Peter Burke's interest is in the structure and sociology of language across the period between the invention of printing and the French Revolution. He notes that there were massive changes in language. Latin retreated from its supremacy as a lingua franca in the Middle Ages to the study and the symposium- it did not retreat fully until the eighteenth century when treaties began to be written in French. It was replaced to some extent by Italian and French. In the church the vernaculars in the Protestant world were included in the Bible for the first time and the foundations of German and English were laid respectively in Luther and Cranmer's words. These languages were transmitted around the world- influencing the way that others spoke outside Europe and the generation of pidgins and creoles. The notable ones include the Portugeese influence on Africa, the English on the north and the Spanish on the south- many Brazilian words originate in Tupi and the rhythms of African English still reflects the structures of Yoruban dialects in Nigeria. Some of the creoles though are more surprising- on the shores of the Atlantic a language half way between Basque and Icelandic developed in the fishing communities that competed for space in the mid-north Atlantic.

Burke's interest is in two ways that language changed. The first and surprising one is empire. People forget that Europe is a continent of Empires- from the English empire in Britain and the Castillian in Iberia through the French and German (Holy Roman) and thence into the Russian. Imperial languages gained as they were used for administration and non-imperial languages like Cornish or Polabian died away. The second large phenomenon into which the history of language was bound is the history of trans-national communities. The community of scholarship used latin- so the Republic of Letters was founded on the exchange of Latin pamphlets, and the use of Latin meant that in the early eighteenth century great scholars like Vico could communicate with others such as Jean Le Clerc. It facillitated the first learned journals from Bayle and Le Clerc which dominated intellectual life. Other communities evolved though- military communities in the thirty years war furthered the exchange of languages and mercentile communities swapped terms. Immigration like that from southern into Northern Netherlands changed the structures of Language- so Dutch gradually began to be influenced by the language spoken in Antwerp.

Burke's interest takes in debates about language in the past- debates between those who like the Academecians in France or Dr Johnson in England wanted to systemise language and purify it and those who did not. Treatises from Dante on were issued defending particular languages. Others rubbished their competitors- a Dane described English for instance as the scum at the bottom of the pot in which all the other languages had been cooked together. The Emperor Charles V is said to have spoken Spanish to his God, Italian to his courtiers, French to his ladies and German to his horse- the anecdote was recycled again and again, I've heard versions about Frederick the Great as well as Charles. It gives the sense of the reputations of languages. Languages might be lauded for being pure and attacked for being mongrel. Equally they might be lauded for their ability to cope with new situations- there was an anxiety that no modern language could compete with ancient tongues when it came to subtlety of expression, particularly philosophical description.

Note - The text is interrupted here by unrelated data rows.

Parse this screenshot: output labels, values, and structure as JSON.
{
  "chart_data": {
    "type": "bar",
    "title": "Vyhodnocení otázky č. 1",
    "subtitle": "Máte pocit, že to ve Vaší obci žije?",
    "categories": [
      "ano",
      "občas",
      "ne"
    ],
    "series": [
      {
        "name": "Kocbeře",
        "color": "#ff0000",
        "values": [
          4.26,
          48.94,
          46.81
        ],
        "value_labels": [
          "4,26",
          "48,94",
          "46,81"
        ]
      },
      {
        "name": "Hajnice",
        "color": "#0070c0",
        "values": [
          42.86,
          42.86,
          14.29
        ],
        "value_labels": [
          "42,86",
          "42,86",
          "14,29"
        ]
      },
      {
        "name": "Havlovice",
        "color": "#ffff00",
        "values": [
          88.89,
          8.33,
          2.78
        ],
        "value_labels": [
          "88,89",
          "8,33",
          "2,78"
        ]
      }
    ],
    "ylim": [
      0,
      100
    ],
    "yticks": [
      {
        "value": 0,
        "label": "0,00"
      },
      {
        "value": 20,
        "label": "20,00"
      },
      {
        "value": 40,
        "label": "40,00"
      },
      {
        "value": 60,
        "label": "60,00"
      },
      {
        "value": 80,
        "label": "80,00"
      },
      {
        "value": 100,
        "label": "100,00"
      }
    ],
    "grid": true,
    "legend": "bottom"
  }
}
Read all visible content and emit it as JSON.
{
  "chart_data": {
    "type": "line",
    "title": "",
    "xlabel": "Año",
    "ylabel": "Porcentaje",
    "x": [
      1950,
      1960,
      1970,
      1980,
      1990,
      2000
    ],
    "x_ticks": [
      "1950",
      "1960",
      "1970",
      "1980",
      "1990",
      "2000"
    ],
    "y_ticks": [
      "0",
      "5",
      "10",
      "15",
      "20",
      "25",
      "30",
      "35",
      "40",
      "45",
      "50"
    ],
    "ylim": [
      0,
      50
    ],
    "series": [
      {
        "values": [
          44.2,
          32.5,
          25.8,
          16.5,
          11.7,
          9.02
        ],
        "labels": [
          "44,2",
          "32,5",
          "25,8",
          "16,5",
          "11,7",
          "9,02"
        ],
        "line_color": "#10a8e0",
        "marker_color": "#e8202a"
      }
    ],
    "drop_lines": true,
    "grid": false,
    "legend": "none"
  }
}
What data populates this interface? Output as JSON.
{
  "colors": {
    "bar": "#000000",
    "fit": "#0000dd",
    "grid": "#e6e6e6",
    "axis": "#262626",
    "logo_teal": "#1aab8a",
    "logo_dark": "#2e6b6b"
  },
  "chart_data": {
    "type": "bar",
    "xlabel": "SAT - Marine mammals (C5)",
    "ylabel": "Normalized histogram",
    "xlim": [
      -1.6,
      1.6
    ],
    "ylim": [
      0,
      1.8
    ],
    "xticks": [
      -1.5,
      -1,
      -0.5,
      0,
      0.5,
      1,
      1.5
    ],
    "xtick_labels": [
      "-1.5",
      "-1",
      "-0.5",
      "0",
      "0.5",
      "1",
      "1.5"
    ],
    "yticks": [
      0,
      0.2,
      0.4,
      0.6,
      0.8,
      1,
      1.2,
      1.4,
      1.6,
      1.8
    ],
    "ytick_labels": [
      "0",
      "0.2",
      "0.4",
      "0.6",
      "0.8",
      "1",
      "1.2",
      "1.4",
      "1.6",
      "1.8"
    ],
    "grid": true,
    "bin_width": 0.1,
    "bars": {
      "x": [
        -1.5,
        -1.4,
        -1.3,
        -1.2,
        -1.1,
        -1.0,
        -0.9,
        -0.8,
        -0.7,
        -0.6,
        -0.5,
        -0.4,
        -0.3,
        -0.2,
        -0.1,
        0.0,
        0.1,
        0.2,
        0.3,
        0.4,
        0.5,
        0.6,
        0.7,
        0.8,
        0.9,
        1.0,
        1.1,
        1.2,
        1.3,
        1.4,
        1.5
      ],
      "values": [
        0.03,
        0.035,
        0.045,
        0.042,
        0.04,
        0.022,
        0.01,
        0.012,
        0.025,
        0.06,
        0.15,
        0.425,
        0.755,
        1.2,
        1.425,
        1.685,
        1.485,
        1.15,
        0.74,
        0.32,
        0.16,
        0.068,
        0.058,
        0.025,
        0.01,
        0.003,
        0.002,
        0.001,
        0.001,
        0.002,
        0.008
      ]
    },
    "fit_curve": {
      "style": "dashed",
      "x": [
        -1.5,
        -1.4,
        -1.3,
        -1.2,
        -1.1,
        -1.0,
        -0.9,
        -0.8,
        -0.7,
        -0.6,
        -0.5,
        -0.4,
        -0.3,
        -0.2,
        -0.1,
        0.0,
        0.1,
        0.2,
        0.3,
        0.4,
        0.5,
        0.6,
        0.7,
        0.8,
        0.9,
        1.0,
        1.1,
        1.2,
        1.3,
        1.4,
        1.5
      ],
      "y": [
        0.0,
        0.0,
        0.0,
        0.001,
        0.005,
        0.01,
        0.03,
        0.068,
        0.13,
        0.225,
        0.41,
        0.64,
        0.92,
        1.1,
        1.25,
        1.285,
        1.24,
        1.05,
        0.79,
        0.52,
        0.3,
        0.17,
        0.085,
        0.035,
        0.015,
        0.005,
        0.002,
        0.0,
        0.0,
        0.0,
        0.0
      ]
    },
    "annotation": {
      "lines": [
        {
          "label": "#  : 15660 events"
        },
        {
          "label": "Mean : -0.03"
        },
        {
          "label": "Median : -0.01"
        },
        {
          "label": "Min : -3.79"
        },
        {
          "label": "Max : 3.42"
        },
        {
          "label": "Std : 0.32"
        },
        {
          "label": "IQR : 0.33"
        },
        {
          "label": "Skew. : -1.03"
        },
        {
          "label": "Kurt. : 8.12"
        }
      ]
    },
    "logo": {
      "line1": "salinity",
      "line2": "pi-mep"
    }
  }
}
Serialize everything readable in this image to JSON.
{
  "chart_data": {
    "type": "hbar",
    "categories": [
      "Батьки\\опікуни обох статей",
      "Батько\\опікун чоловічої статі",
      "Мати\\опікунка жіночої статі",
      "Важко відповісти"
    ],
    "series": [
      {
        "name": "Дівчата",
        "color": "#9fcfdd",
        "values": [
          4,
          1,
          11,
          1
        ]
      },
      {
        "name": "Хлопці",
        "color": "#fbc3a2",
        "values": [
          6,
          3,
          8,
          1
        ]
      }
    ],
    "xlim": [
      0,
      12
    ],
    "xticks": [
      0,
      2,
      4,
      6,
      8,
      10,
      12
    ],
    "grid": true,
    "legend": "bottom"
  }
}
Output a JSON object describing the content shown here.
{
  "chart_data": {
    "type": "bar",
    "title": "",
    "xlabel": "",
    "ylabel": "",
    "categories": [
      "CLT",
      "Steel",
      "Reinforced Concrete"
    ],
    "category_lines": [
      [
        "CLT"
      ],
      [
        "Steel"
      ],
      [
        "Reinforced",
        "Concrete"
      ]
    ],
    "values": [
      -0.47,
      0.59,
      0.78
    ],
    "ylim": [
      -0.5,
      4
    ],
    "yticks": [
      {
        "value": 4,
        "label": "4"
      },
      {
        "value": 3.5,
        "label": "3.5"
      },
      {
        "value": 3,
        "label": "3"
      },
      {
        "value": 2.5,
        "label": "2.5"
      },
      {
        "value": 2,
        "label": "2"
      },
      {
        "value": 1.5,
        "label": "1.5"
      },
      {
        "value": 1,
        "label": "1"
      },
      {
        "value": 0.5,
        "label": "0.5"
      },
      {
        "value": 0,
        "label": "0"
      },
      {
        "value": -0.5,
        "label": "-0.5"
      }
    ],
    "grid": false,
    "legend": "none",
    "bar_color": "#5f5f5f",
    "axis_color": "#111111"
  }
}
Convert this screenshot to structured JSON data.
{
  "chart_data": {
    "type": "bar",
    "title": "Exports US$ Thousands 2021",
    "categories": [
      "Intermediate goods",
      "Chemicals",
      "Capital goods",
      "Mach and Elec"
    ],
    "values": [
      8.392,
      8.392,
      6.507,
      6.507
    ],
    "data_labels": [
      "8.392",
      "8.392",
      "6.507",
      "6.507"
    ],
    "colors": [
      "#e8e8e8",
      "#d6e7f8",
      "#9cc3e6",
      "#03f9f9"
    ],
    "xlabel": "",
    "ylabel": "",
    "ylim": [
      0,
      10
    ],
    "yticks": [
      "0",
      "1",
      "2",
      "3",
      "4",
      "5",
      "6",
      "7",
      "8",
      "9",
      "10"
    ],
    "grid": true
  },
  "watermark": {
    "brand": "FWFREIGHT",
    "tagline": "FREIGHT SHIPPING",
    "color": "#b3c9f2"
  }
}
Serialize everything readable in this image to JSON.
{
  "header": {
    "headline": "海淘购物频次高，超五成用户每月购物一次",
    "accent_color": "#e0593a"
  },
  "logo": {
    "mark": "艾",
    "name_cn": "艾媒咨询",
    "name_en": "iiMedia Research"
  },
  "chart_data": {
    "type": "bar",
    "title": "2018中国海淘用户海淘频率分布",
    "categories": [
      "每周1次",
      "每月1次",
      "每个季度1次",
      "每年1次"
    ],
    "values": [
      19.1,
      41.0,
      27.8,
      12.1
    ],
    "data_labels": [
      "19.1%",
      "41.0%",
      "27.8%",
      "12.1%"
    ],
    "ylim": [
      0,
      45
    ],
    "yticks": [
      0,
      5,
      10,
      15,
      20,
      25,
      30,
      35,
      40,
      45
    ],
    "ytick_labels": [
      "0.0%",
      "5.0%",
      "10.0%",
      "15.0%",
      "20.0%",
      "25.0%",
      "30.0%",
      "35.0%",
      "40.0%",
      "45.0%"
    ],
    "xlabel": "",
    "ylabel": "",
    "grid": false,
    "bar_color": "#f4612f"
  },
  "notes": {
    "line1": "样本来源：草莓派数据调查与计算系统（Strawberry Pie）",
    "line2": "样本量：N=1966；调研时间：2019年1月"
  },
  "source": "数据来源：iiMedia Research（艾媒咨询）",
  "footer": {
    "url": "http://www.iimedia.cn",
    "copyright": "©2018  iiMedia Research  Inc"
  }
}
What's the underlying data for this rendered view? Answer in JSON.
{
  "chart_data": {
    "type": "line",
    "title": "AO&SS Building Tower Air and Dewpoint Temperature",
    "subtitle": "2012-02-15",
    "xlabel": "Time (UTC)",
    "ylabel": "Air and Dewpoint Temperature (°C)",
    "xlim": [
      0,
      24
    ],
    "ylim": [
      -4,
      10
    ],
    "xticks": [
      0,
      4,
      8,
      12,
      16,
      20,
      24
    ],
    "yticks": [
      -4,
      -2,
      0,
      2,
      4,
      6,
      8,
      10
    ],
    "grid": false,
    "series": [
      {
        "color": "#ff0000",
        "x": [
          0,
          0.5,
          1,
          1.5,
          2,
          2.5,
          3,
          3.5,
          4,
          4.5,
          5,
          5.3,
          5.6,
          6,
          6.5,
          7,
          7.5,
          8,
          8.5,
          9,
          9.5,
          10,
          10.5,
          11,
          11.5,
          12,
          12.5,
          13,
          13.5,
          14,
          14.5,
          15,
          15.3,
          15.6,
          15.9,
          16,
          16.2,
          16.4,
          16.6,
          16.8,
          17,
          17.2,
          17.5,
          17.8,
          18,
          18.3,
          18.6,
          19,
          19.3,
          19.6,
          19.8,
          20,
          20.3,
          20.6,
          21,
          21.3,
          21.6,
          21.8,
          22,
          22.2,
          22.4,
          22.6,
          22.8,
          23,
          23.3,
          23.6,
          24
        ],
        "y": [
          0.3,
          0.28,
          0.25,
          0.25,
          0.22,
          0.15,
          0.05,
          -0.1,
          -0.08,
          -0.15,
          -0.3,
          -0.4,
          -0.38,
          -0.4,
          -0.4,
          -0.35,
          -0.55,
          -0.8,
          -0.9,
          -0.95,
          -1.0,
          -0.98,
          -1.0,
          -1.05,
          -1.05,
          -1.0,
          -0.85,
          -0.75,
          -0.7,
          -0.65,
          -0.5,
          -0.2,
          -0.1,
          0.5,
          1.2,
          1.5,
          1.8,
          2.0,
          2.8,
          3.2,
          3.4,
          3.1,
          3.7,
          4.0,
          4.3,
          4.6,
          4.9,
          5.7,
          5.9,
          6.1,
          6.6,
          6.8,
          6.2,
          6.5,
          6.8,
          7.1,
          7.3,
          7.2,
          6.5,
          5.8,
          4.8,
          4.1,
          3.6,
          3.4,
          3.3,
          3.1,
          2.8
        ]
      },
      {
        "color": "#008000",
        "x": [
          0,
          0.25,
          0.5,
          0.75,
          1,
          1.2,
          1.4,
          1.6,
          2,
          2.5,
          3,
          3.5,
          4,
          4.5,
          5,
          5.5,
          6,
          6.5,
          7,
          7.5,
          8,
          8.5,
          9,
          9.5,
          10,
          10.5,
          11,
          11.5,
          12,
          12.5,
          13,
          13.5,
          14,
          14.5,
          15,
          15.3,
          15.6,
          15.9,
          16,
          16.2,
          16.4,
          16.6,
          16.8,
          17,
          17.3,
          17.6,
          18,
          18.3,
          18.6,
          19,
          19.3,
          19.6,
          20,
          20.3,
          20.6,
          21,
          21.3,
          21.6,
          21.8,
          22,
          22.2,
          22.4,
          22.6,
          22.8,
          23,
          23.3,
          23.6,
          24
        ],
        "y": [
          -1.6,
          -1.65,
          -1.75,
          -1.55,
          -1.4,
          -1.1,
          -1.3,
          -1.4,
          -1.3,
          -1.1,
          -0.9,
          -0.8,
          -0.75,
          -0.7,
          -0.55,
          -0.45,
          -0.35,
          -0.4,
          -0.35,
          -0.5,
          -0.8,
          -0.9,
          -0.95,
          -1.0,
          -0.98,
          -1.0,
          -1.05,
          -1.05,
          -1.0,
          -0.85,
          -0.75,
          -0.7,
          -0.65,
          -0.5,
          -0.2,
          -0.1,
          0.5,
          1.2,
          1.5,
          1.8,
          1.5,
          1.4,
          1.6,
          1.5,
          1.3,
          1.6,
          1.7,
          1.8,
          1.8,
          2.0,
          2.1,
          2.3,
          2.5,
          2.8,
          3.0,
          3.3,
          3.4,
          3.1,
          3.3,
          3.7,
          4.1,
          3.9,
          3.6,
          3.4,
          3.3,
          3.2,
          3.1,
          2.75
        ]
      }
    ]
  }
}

Burke's book surveys all these subjects with a light touch and an expert eye. The prose style is fluid and thoughtful- if at some times the examples pile up without examination- lush fields of footnotes can be both treacherous and formidable at the same time. Perhaps the impression that there could be more to the book is unfair- a survey is bound to be a survey. But it remains throughout the book. Many of Burke's footnotes are to secondary rather than primary literature which again may demonstrate a skilful skater exploiting the opportunity to use other research rather than an original scholar. The book has longeurs unusually for Burke. But with all those caveats the learning is impressive and the writing equally so. This is launching pad to get a grasp on what this period was about and some of Burke's observations particularly on the primacy of Empire as an idea in this period rather than that of nation are important and often forgotten.